L’ANPPIA
aderisce alla manifestazione nazionale del 7 giugno per fermare il massacro del popolo palestinese e invita ad andare alle urne e a votare Sì nei referendum abrogativi dell’8 e 9 giugno.
L’ANPPIA, l’Associazione nazionale perseguitati politici anti-fascisti, aderisce alla manifestazione di sabato 7 giugno per fermare il massacro del popolo palestinese e i crimini di guerra e contro l’umanità compiuti dal governo Netanyahu nella Striscia di Gaza.

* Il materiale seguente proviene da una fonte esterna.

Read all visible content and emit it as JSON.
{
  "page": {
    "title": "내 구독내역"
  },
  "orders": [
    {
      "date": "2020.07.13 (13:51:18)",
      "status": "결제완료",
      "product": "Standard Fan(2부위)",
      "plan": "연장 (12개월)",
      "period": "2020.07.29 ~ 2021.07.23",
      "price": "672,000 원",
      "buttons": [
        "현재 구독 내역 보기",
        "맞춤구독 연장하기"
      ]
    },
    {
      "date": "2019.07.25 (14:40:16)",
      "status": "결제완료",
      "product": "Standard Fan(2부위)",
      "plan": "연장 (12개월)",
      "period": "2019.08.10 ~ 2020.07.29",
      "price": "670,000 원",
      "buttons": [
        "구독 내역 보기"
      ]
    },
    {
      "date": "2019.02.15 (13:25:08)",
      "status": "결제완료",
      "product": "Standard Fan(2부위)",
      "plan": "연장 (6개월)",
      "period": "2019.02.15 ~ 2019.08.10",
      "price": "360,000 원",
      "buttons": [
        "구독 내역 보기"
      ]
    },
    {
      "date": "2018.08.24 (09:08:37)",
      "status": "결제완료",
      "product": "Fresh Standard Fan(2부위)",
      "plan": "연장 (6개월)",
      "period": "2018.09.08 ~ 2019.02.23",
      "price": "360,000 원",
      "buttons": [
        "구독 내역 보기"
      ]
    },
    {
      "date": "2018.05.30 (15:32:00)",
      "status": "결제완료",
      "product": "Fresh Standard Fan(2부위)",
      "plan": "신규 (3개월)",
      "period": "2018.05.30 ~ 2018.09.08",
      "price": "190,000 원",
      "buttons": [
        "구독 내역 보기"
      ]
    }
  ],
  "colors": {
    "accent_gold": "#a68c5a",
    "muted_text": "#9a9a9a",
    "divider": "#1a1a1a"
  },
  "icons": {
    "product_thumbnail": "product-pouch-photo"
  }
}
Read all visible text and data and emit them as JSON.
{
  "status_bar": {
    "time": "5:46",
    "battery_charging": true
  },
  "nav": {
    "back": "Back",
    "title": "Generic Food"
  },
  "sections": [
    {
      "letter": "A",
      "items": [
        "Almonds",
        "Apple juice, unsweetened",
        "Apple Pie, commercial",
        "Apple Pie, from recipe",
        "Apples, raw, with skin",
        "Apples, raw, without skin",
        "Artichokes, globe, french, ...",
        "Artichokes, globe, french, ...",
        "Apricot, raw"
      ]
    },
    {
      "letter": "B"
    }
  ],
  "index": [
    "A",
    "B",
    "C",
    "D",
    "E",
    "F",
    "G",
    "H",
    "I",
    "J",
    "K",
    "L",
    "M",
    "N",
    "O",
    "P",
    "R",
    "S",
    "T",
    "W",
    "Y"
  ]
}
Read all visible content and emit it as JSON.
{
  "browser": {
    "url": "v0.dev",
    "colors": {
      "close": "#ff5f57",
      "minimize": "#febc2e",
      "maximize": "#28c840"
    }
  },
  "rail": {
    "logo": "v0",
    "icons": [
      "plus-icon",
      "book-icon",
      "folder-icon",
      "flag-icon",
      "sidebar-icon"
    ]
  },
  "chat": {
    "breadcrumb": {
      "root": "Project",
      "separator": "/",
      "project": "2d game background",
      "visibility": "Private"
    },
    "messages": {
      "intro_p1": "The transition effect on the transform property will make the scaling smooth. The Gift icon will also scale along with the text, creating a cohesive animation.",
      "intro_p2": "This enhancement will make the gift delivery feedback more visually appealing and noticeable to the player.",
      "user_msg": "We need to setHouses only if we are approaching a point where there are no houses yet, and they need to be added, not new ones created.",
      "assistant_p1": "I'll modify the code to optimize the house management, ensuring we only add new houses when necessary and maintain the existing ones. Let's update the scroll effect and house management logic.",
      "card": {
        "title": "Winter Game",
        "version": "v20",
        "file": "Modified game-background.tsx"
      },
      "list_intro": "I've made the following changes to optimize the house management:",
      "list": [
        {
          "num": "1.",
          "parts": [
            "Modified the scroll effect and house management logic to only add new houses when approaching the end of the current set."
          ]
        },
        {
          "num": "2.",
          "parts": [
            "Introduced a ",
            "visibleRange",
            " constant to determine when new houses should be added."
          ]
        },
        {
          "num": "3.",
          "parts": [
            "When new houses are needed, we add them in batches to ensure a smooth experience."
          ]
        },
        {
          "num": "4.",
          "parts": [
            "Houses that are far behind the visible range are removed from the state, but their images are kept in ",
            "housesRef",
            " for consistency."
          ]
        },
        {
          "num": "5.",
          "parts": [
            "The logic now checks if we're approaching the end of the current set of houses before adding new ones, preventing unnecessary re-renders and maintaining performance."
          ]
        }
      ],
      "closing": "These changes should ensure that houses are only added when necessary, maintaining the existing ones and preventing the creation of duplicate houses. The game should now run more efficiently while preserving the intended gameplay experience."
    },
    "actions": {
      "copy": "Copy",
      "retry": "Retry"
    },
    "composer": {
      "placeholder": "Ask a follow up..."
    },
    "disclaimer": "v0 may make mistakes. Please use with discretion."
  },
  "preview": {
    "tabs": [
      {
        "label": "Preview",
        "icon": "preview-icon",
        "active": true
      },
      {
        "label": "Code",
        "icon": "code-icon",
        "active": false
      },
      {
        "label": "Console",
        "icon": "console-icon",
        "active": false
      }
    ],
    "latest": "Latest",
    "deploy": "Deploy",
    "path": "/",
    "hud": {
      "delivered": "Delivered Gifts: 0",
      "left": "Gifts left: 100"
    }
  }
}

Ferma restando la risoluta condanna dei crimini terroristici del 7 ottobre 2023 e il rifiuto di qualsiasi rigurgito anti-semita, l’ANPPIA è impegnata nella ricerca della pace: chiede che gli aiuti umanitari possano raggiungere la popolazione palestinese attraverso le organizzazioni delle Nazioni Unite e quante operano in sintonia con esse ed è convinta che solo l’opzione dei due Stati, ciascuno sicuro all’interno dei propri confini, possa garantire una soluzione equa e duratura del conflitto fra Israele e palestinesi.
In vista dei cinque referendum abrogativi dell’8 e 9 giugno, l’ANPPIA auspica, in primo luogo, che tutti i cittadini esprimano con il voto la loro posizione, esercitando un diritto di scelta democratico che è anche un dovere civico e in difesa del quale i perseguitati politici anti-fascisti si batterono fino al confino, al carcere, alla morte.
In secondo luogo, l’ANNPIA sostiene i quesiti referendari, per la dignità e la sicurezza del lavoro e per l’estensione del diritto di cittadinanza a quanti da cinque anni risiedono e lavorano in Italia.